Big Data: Basic Overview
The term “Big Data” reflects the two drivers: BIG and DATA. But what is it actually? What should I have in mind, when talking about Big Data? Let’s see the definition of Big Data and the place of Data System in the world of Big Data along this post.
Every thing is Data apart from analog signals
These following words define Big Data: Volume, Velocity, Variety, Veracity, Value. For fun I call it the V5 of Big Data :). Let’s see one by one, what each V tells us.
Volume: How big is big in Big Data?
This is the impact of the exponential growth of data. Every thing in range of Terra-bytes to 10s of Petabytes and more are considered as big.
Velocity: Data is produced continuously
Sending and receiving emails, tweeting tweets on twitter or posting on Facebook, uploading video on YouTube and many more … all of these are continuous production of data. In addition, data produced by machine are as well a source of endless data. Every thing in range of 30 KiB to 30 GiB per second is considered as big velocity.
Variety: Type of data
It symbolizes the word “every thing”. Data are from all kind of digital sources. They can be structured or unstructured, text or images/videos, curated or automatically collected …
Veracity: Variation of the captured data quality
Data from sources are not always, what we expect. They involve some uncertainty and ambiguities. For example an user likes a post on Facebook today and tomorrow he will dislike it.
Value: Analyze data
An important aspect of dealing with Big Data is the value of data, indeed analytics can be performed in order to evaluate movement around captured data. Question about several situations such as: What happened, why did this happen, what’s wrong, what will happen, what should we do and why, … could be answered while analyzing data.
And that’s it, when you talk about Big Data, think about these V5 — Volume, Velocity, Variety, Veracity, Value — ;) .
Data system in the world of big data
A Data system is the one that: stores data, provides access to data and ideally makes data analysis easy. It sits in the middle of big data. There are actually many types of data system and different data system use different data model.
- Relational data model: Data are presented as tuples (any SQL databases).
- Key-Value model: Data are stored in a collection of key/value pairs, where the key for each pair is unique ( ex: Redis).
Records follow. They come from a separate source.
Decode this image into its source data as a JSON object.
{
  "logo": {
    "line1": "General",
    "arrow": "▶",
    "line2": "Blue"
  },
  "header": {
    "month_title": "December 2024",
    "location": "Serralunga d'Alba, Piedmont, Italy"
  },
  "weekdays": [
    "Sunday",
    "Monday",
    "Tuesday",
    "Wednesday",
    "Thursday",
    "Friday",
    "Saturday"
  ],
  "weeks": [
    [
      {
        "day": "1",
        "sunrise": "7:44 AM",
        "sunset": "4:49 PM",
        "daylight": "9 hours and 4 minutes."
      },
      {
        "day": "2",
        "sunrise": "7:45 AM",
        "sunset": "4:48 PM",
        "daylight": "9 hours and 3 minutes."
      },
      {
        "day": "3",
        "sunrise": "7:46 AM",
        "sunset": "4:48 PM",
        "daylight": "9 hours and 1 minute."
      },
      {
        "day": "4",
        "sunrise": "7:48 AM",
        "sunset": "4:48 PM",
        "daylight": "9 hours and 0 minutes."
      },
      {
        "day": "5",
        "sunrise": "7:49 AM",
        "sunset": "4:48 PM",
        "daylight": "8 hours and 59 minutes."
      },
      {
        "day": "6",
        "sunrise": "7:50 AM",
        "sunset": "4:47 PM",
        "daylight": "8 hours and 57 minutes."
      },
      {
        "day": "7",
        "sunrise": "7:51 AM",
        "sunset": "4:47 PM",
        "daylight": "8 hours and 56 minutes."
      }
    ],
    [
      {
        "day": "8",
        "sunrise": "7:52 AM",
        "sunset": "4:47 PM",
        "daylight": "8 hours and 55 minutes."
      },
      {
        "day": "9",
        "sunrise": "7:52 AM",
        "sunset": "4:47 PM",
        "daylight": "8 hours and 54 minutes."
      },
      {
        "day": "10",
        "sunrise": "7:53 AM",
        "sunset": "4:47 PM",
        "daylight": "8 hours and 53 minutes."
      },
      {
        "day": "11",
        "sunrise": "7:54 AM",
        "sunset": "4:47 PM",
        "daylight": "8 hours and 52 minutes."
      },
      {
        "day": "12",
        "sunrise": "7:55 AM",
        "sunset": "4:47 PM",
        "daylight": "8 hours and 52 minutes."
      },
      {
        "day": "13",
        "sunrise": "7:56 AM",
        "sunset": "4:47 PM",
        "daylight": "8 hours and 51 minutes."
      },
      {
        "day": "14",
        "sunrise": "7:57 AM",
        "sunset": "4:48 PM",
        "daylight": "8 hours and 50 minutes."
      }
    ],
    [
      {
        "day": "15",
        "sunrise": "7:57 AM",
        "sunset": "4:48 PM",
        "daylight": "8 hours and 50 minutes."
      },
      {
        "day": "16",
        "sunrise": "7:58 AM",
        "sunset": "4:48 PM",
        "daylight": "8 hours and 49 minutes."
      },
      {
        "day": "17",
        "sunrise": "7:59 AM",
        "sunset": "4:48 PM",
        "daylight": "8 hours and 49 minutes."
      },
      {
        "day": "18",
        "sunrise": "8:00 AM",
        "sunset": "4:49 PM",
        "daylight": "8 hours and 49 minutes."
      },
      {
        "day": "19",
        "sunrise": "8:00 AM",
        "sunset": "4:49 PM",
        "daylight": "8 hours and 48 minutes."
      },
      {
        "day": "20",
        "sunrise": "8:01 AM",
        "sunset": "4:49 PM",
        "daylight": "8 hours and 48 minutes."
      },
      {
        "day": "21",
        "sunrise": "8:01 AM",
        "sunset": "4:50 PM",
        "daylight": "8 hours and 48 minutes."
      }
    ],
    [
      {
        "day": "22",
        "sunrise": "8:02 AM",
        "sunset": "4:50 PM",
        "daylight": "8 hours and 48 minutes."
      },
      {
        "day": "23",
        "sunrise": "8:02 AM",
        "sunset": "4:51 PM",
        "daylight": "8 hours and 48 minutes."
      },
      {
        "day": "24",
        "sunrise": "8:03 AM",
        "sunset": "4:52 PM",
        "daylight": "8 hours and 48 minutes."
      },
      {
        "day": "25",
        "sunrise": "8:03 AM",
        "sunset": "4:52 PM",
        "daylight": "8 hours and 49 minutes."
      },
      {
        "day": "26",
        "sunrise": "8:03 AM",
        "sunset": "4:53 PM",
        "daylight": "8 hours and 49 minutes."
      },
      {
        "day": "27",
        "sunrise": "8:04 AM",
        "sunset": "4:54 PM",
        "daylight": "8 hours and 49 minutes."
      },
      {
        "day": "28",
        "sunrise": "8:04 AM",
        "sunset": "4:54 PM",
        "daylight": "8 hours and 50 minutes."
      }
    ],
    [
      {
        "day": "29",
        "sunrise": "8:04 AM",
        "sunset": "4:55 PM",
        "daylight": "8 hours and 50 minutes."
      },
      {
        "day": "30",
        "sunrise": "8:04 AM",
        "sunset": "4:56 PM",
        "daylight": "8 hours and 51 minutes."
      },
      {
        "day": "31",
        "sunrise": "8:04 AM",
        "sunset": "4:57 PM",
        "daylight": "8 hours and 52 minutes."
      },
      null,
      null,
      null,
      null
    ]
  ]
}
- Wide column data model: Data are as well stored in a collection of key/value pairs but the key consists of 3 parts: row key, column key and time-stamp (ex: HBase).
- Document data model: Data have no predefined structure but are schema-free (ex: MongoDB).
- Graph data model: Data are stored in node which can hold any number of key/value pairs (ex: Neo4j)
- Multiple data models: different models are combined. (ex: ArangoDB)
More general, data models are often divided into 2 parts: RDBMS (Relational Data Base Model Systems), which uses SQL as query language and NoSQL(Not only SQL), which are the 4 last data models.
How to find the right data model for your application?
If you want your application to be capable to deal with Big Data, the answer is often NoSQL. Why?
- NoSQL Database can scale out. The ability to scale out permits an endless scalability to the application.
- NoSQL Database are simple and faster.
- With NoSQL Database, getting answer quickly is more important than getting a correct answer.
- NoSQL Database has most pre-product definition and interface-language, that are easy and fancy to learn.
The CAP-propriety: To be considered while using NoSQL data model
The CAP-propriety tells us that only two of “Consistency, Availability and Partition of tolerance(scale out)” can be achieved at the same time. It is then important to know which of these proprieties has less/more value for your application and which data model fit your needs.
So that is my basic overview about Big Data, I hope it can help you to start with this topic :D.